Moore speicherten doppelt so viel Kohlenstoff wie alle Wälder der Erde zusammen und das auf einem Drittel der Fläche. „Mit der Entwässerung von Mooren setzen wir in kurzer Zeit große Mengen klimaschädlicher Treibhausgase frei. Die Konservierung des Torfes in wiedervernässten Moorböden und der Erhalt der Moore bedeutet daher aktiven Klimaschutz." Da drei der zehn Millionen Kubikmeter Torf in Deutschland in den Freizeitgärten landen, wie der NABU vorrechnet, hat sich die Agenda-Gruppe „Natur- und Umweltschutz“ zum Ziel gesetzt, die Besucher der Landesgartenschau für das Thema zu sensibilisieren. Jeder könne etwas tun in Sachen Moorschutz / Klimaschutz, wenn er Blumenerde ohne Torf verwendet. Vorsicht sei bei der Aufschrift „Bioerde“ geboten.
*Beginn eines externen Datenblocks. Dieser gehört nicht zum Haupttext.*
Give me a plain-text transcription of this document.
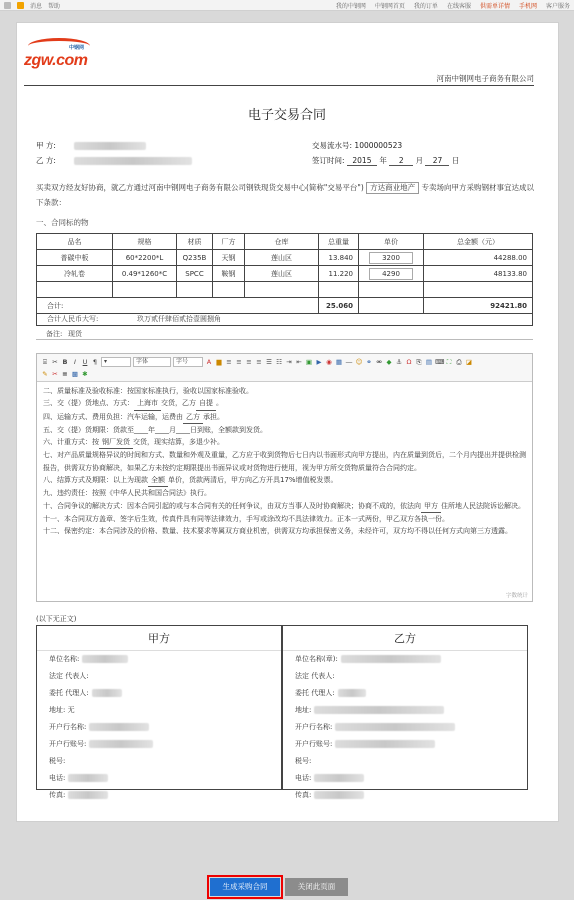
消息 帮助	我的中钢网 中钢网首页 我的订单 在线客服 供需单详情 手机网 客户服务
中钢网
zgw.com
河南中钢网电子商务有限公司
电子交易合同
甲 方:
乙 方:
交易流水号: 1000000523
签订时间: 2015 年 2 月 27 日
买卖双方经友好协商，就乙方通过河南中钢网电子商务有限公司钢铁现货交易中心(简称"交易平台") 方达商业地产 专卖场向甲方采购钢材事宜达成以下条款：
一、合同标的物
品名	规格	材质	厂方	仓库	总重量	单价	总金额（元）
普碳中板	60*2200*L	Q235B	天钢	莲山区	13.840	3200	44288.00
冷轧卷	0.49*1260*C	SPCC	鞍钢	莲山区	11.220	4290	48133.80

合计:					25.060		92421.80
合计人民币大写:	玖万贰仟肆佰贰拾壹圆捌角
备注: 现货
⌸ ✂ B	I	U ¶	▾	字体	字号	A ▆ ≡ ≡ ≡ ≡ ☰ ☷ ⇥ ⇤ ▣ ▶ ◉ ▦ ― ☺ ⚭ ⚮ ◆ ⚓ Ω ⎘ ▤ ⌨ ⛶ ⎙ ◪
✎ ✂ ≣ ▩ ✱
二、质量标准及验收标准：按国家标准执行，验收以国家标准验收。
三、交（提）货地点、方式： 上海市 交货，乙方 自提 。
四、运输方式、费用负担：汽车运输，运费由 乙方 承担。
五、交（提）货期限：货款至____年____月____日到账，全额款到发货。
六、计重方式：按 钢厂发货 交货，现实结算，多退少补。
七、对产品质量规格异议的时间和方式、数量和外观及重量，乙方应于收到货物后七日内以书面形式向甲方提出，内在质量到货后，二个月内提出并提供检测报告，供需双方协商解决，如果乙方未按约定期限提出书面异议或对货物进行使用，视为甲方所交货物质量符合合同约定。
八、结算方式及期限：以上为现款 全额 单价，货款两清后，甲方向乙方开具17%增值税发票。
九、违约责任：按照《中华人民共和国合同法》执行。
十、合同争议的解决方式：因本合同引起的或与本合同有关的任何争议，由双方当事人及时协商解决；协商不成的，依法向 甲方 住所地人民法院诉讼解决。
十一、本合同双方盖章、签字后生效，传真件具有同等法律效力，手写或涂改均不具法律效力。正本一式两份，甲乙双方各执一份。
十二、保密约定：本合同涉及的价格、数量、技术要求等属双方商业机密，供需双方均承担保密义务，未经许可，双方均不得以任何方式向第三方透露。
字数统计
(以下无正文)
甲方
单位名称:
法定 代表人:
委托 代理人:
地址: 无
开户行名称:
开户行账号:
税号:
电话:
传真:
乙方
单位名称(章):
法定 代表人:
委托 代理人:
地址:
开户行名称:
开户行账号:
税号:
电话:
传真:
生成采购合同	关闭此页面
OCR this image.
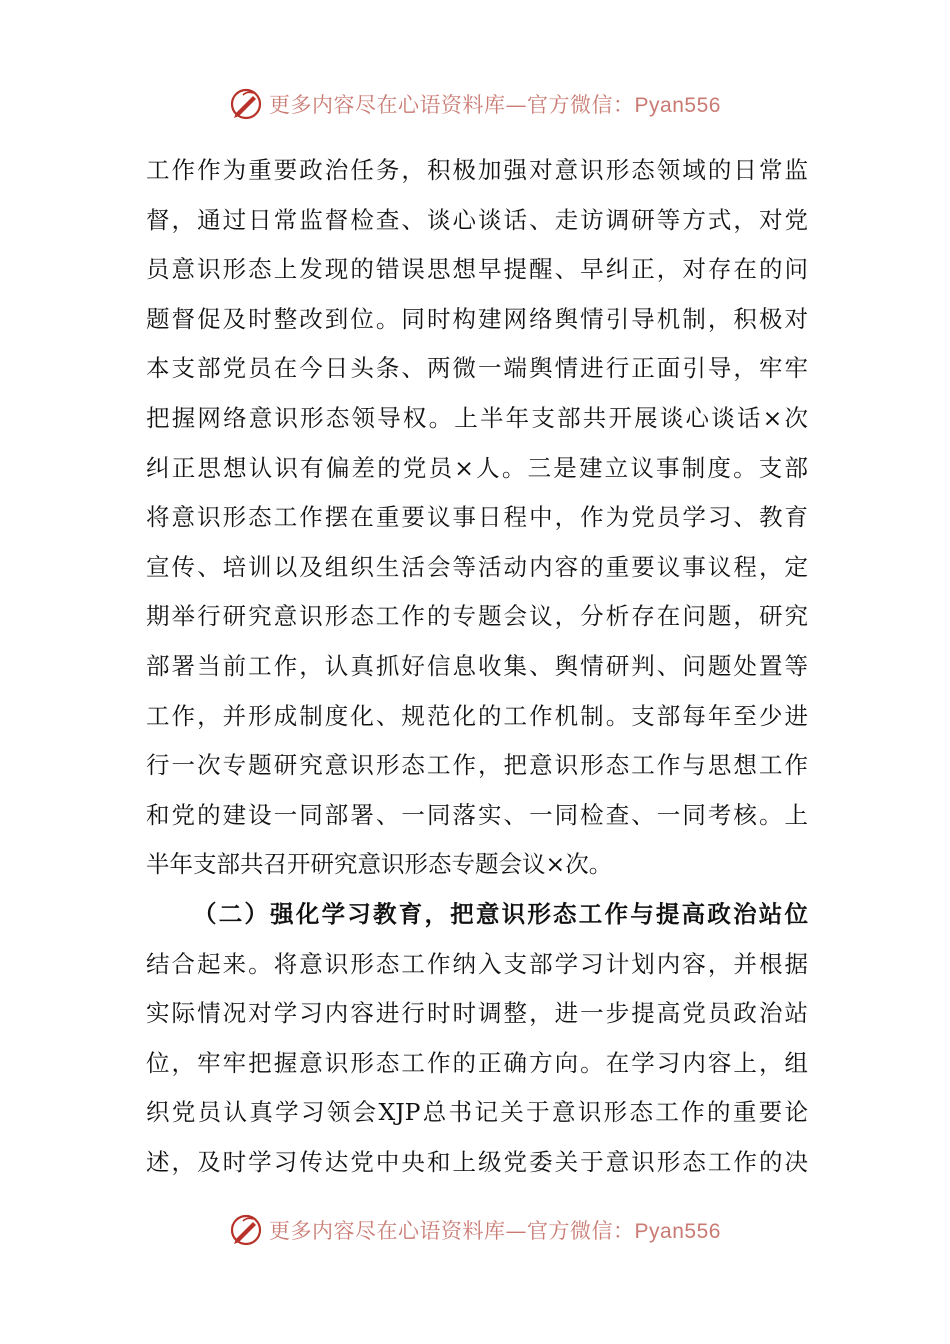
更多内容尽在心语资料库—官方微信：Pyan556
工作作为重要政治任务，积极加强对意识形态领域的日常监
督，通过日常监督检查、谈心谈话、走访调研等方式，对党
员意识形态上发现的错误思想早提醒、早纠正，对存在的问
题督促及时整改到位。同时构建网络舆情引导机制，积极对
本支部党员在今日头条、两微一端舆情进行正面引导，牢牢
把握网络意识形态领导权。上半年支部共开展谈心谈话×次
纠正思想认识有偏差的党员×人。三是建立议事制度。支部
将意识形态工作摆在重要议事日程中，作为党员学习、教育
宣传、培训以及组织生活会等活动内容的重要议事议程，定
期举行研究意识形态工作的专题会议，分析存在问题，研究
部署当前工作，认真抓好信息收集、舆情研判、问题处置等
工作，并形成制度化、规范化的工作机制。支部每年至少进
行一次专题研究意识形态工作，把意识形态工作与思想工作
和党的建设一同部署、一同落实、一同检查、一同考核。上
半年支部共召开研究意识形态专题会议×次。
（二）强化学习教育，把意识形态工作与提高政治站位
结合起来。将意识形态工作纳入支部学习计划内容，并根据
实际情况对学习内容进行时时调整，进一步提高党员政治站
位，牢牢把握意识形态工作的正确方向。在学习内容上，组
织党员认真学习领会XJP总书记关于意识形态工作的重要论
述，及时学习传达党中央和上级党委关于意识形态工作的决
更多内容尽在心语资料库—官方微信：Pyan556
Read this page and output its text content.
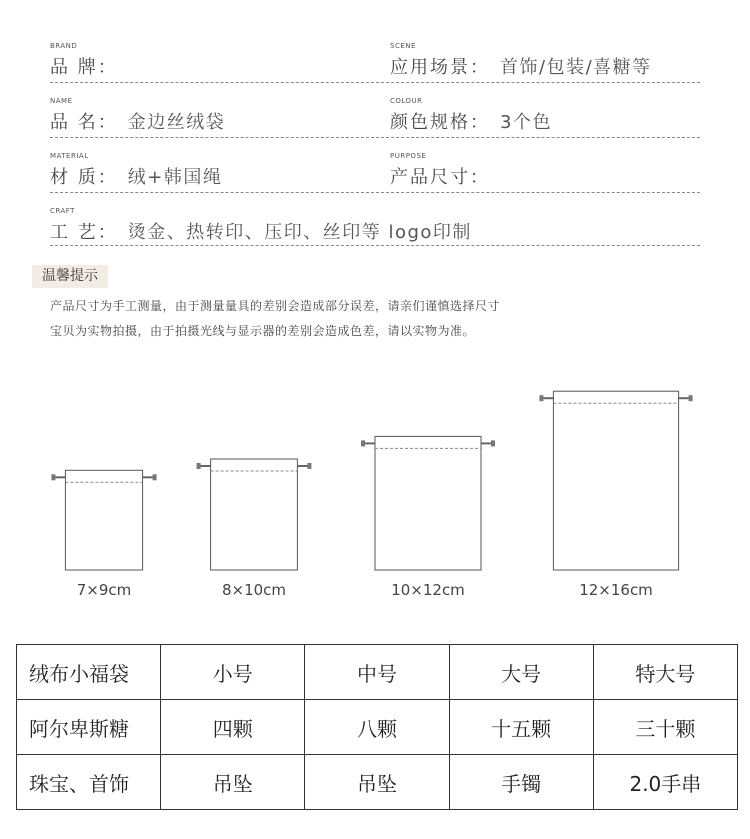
BRAND
品 牌：
SCENE
应用场景： 首饰/包装/喜糖等
NAME
品 名： 金边丝绒袋
COLOUR
颜色规格： 3个色
MATERIAL
材 质： 绒+韩国绳
PURPOSE
产品尺寸：
CRAFT
工 艺： 烫金、热转印、压印、丝印等 logo印制
温馨提示
产品尺寸为手工测量，由于测量量具的差别会造成部分误差，请亲们谨慎选择尺寸
宝贝为实物拍摄，由于拍摄光线与显示器的差别会造成色差，请以实物为准。
7×9cm	8×10cm	10×12cm	12×16cm
绒布小福袋	小号	中号	大号	特大号
阿尔卑斯糖	四颗	八颗	十五颗	三十颗
珠宝、首饰	吊坠	吊坠	手镯	2.0手串
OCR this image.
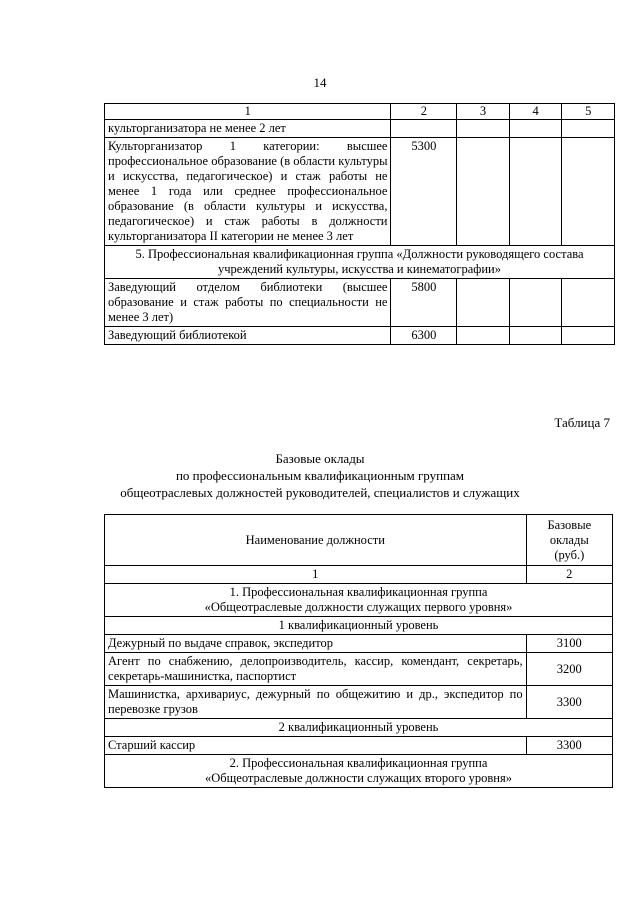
14
1	2	3	4	5
культорганизатора не менее 2 лет				
Культорганизатор 1 категории: высшее профессиональное образование (в области культуры и искусства, педагогическое) и стаж работы не менее 1 года или среднее профессиональное образование (в области культуры и искусства, педагогическое) и стаж работы в должности культорганизатора II категории не менее 3 лет	5300			
5. Профессиональная квалификационная группа «Должности руководящего состава учреждений культуры, искусства и кинематографии»				
Заведующий отделом библиотеки (высшее образование и стаж работы по специальности не менее 3 лет)	5800			
Заведующий библиотекой	6300			
Таблица 7
Базовые оклады
по профессиональным квалификационным группам
общеотраслевых должностей руководителей, специалистов и служащих
Наименование должности	Базовые
оклады
(руб.)

1	2

1. Профессиональная квалификационная группа
«Общеотраслевые должности служащих первого уровня»	

1 квалификационный уровень	
Дежурный по выдаче справок, экспедитор	3100
Агент по снабжению, делопроизводитель, кассир, комендант, секретарь, секретарь-машинистка, паспортист	3200
Машинистка, архивариус, дежурный по общежитию и др., экспедитор по перевозке грузов	3300
2 квалификационный уровень	
Старший кассир	3300

2. Профессиональная квалификационная группа
«Общеотраслевые должности служащих второго уровня»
Selbst damit könne das Substrat einen sehr großen Anteil an Torf enthalten.

Inzwischen produzieren viele Erdenhersteller auch Substrate ganz ohne Torf, die u.a. in Gartencentern und Baumärkten angeboten werden. Der Bund für Umwelt und Naturschutz Deutschland (BUND) führt eine Liste über Hersteller und bundesweite Verkaufsorte. Für mehr Informationen hat die Gruppe eine Wanderausstellung unter dem Titel „Der Mörder ist immer der Gärtner? Urlandschaft Moor im Blumenkasten“ vorbereitet, die vom 6. bis 15. September im Gartenforum zu sehen ist.